Kemal Haşim de tabii tarihe ve kültüre Romen devleti açısından değil, içinden çıktığı halk açısından bakıyor. Bu perspektifi geliştirecek, yıllar sonra “Ben bir yerde halk tarihini yazdım” diyecektir. (Sf. 23)
Ulus devlet ve laiklik
Tarihe halk ya da toplumsal dinamikler açısından bakan Prof. Karpat, Türkiye’de ulus devletin kurulmasını şöyle değerlendiriyor:
“Cumhuriyet bir dönüm noktası olmakla beraber, kendini sadece siyasi rejim olarak Osmanlı’dan ayırmakla kalmamış; diğer sosyal, dini, kültürel bağları da kesmek istemiştir. Halbuki sağlam bir ulus-devlet sürecinin başarısı, toplum içinde yaşayan tarihi, sosyal, dini, ahlaki güç ve değerlerin sağlam temellere dayalı, yeni, fakat tarihi kökenlere sahip bir sosyo-kültürel şekil almasına bağlıdır. Bizim ana geçmişimiz, Türk-İslam (Osmanlı) köküdür, geleceğimiz ise çağdaş ilim, teknoloji, demokrasi ve modern ekonomidedir.” (Sf. 299)
Aynı bakış açısıyla, ‘rijit laikliği’ de eleştiriyor, ‘yarı materyalist’ olduğunu, devleti topluma yabancılaştırdığını anlatıyor ama her defasında “Atatürk’ten sonra... 1940’lar laikliği...” demeyi de ihmal etmiyor. (Sf. 349, 510)
Kemal Karpat, otoriter devlet modelini ‘ejderha devlet’ olarak niteliyor. Bunu Türk olarak Romen devletinde, ‘muhacir’ olarak Türkiye’de görmüştür:
“Demek burada asıl mücadele edilmesi gereken mesele, devlet adına hareket eden, ruhsuz, kalpsiz, insanları hiçe sayan bu ‘ejderha’nın maskesini indirmek, bunun yerine daha insani bir yüz, varlık koymak için çalışmaktır.
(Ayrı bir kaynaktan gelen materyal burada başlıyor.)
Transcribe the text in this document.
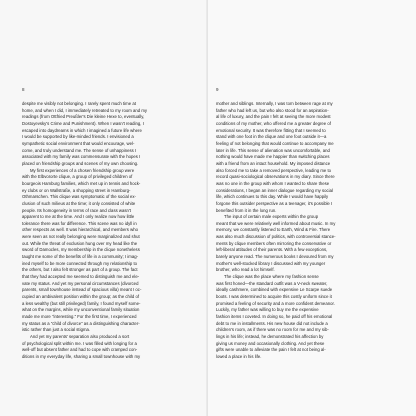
8
despite me visibly not belonging. I rarely spent much time at
home, and when I did, I immediately retreated to my room and my
readings (from Ottfried Preußler's Die kleine Hexe to, eventually,
Dostoyevsky's Crime and Punishment). When I wasn't reading, I
escaped into daydreams in which I imagined a future life where
I would be supported by like-minded friends. I envisioned a
sympathetic social environment that would encourage, wel-
come, and truly understand me. The sense of unhappiness I
associated with my family was commensurate with the hopes I
placed on friendship groups and scenes of my own choosing.
My first experiences of a chosen friendship group were
with the Elbvororte clique, a group of privileged children of
bourgeois Hamburg families, which met up in tennis and hock-
ey clubs or on Wallstraße, a shopping street in Hamburg-
Othmarschen. This clique was symptomatic of the social ex-
clusion of such milieus at the time; it only consisted of white
people. Its homogeneity in terms of race and class wasn't
apparent to me at the time. And I only realize now how little
tolerance there was for difference. This scene was no idyll in
other respects as well. It was hierarchical, and members who
were seen as not really belonging were marginalized and shut
out. While the threat of exclusion hung over my head like the
sword of Damocles, my membership in the clique nonetheless
taught me some of the benefits of life in a community; I imag-
ined myself to be more connected through my relationship to
the others, but I also felt stronger as part of a group. The fact
that they had accepted me seemed to distinguish me and ele-
vate my status. And yet my personal circumstances (divorced
parents, small townhouse instead of spacious villa) meant I oc-
cupied an ambivalent position within the group; as the child of
a less wealthy (but still privileged) family, I found myself some-
what on the margins, while my unconventional family situation
made me more "interesting." For the first time, I experienced
my status as a "child of divorce" as a distinguishing character-
istic rather than just a social stigma.
And yet my parents' separation also produced a sort
of psychological split within me. I was filled with longing for a
well-off but absent father and had to cope with cramped con-
ditions in my everyday life, sharing a small townhouse with my
9
mother and siblings. Internally, I was torn between rage at my
father who had left us, but who also stood for an aspiration-
al life of luxury, and the pain I felt at seeing the more modest
conditions of my mother, who offered me a greater degree of
emotional security. It was therefore fitting that I seemed to
stand with one foot in the clique and one foot outside it—a
feeling of not belonging that would continue to accompany me
later in life. This sense of alienation was uncomfortable, and
nothing would have made me happier than switching places
with a friend from an intact household. My imposed distance
also forced me to take a removed perspective, leading me to
record quasi-sociological observations in my diary. Since there
was no one in the group with whom I wanted to share these
considerations, I began an inner dialogue regarding my social
life, which continues to this day. While I would have happily
forgone this outsider perspective as a teenager, it's possible I
benefited from it in the long run.
The input of certain male experts within the group
meant that we were relatively well informed about music. In my
memory, we constantly listened to Earth, Wind & Fire. There
was also much discussion of politics, with controversial stance-
ments by clique members often mirroring the conservative or
left-liberal attitudes of their parents. With a few exceptions,
barely anyone read. The numerous books I devoured from my
mother's well-stocked library I discussed with my younger
brother, who read a lot himself.
The clique was the place where my fashion sense
was first honed—the standard outfit was a V-neck sweater,
ideally cashmere, combined with expensive Le Scarpe suede
boots. I was determined to acquire this costly uniform since it
promised a feeling of security and a more confident demeanor.
Luckily, my father was willing to buy me the expensive
fashion items I coveted. In doing so, he paid off his emotional
debt to me in installments. His new house did not include a
children's room, as if there was no room for me and my sib-
lings in his life; instead, he demonstrated his affection by
giving us money and occasionally clothing. And yet these
gifts were unable to alleviate the pain I felt at not being al-
lowed a place in his life.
Topluluğu, kültürüyle, varlığıyla olduğu gibi gösterecek bir devlete ihtiyacımız var.” (Sf. 273)
Özgürlükçü bir sol
Karpat’ın bakış farkı Sultan II. Mahmut’ta somutlaşıyor. Geleneksel ve resmi tarih yazıcılığında çok övülen II. Mahmut, Prof. Karpat’a göre piyasayı, orta sınıflaşmayı ve demokratikleşmeyi engelleyen, otoriter merkeziyetçi bir hükümdardır. Âyan denilen büyük mülk sahiplerini ortadan kaldırması hem ekonomik modernleşmeyi frenlemiş hem Balkanlar’daki sosyal güç dengesini Türk nüfus aleyhine bozmuştur. (Sf. 326-327)
Karpat’a göre Sened-i İttifak bir özgürleşme belgesidir, Doğan Avcıoğlu’na göre ise bir utanç belgesi! ‘Solcuların tarihteki toplumsal dinamikleri görmediklerini’ söyleyen Karpat, ünlü “Yön Bildirisi”ni de fasit olmakla eleştirdiğini hatırlatıyor. Karpat, ‘ortanın solu’nu, özgürlükçü bir solu savunuyor, solcu diye ODTÜ’den atıldığını anlatıyor. (Sf. 412)
Bilim hayatındaki misyonunu ‘sosyal bilimler açısından Türk tarihini yazmak’ olarak tanımlayan Karpat, çeşitli dillerde yayımlanmış 41 kitabı, 166 bilimsel makalesi ile birçok konuya ışık tutmuş, tarih yazımında ve sosyal analizde çığır açmış bir beyindir.
Muhterem hocama buradan şükran ve saygılarımı sunuyorum.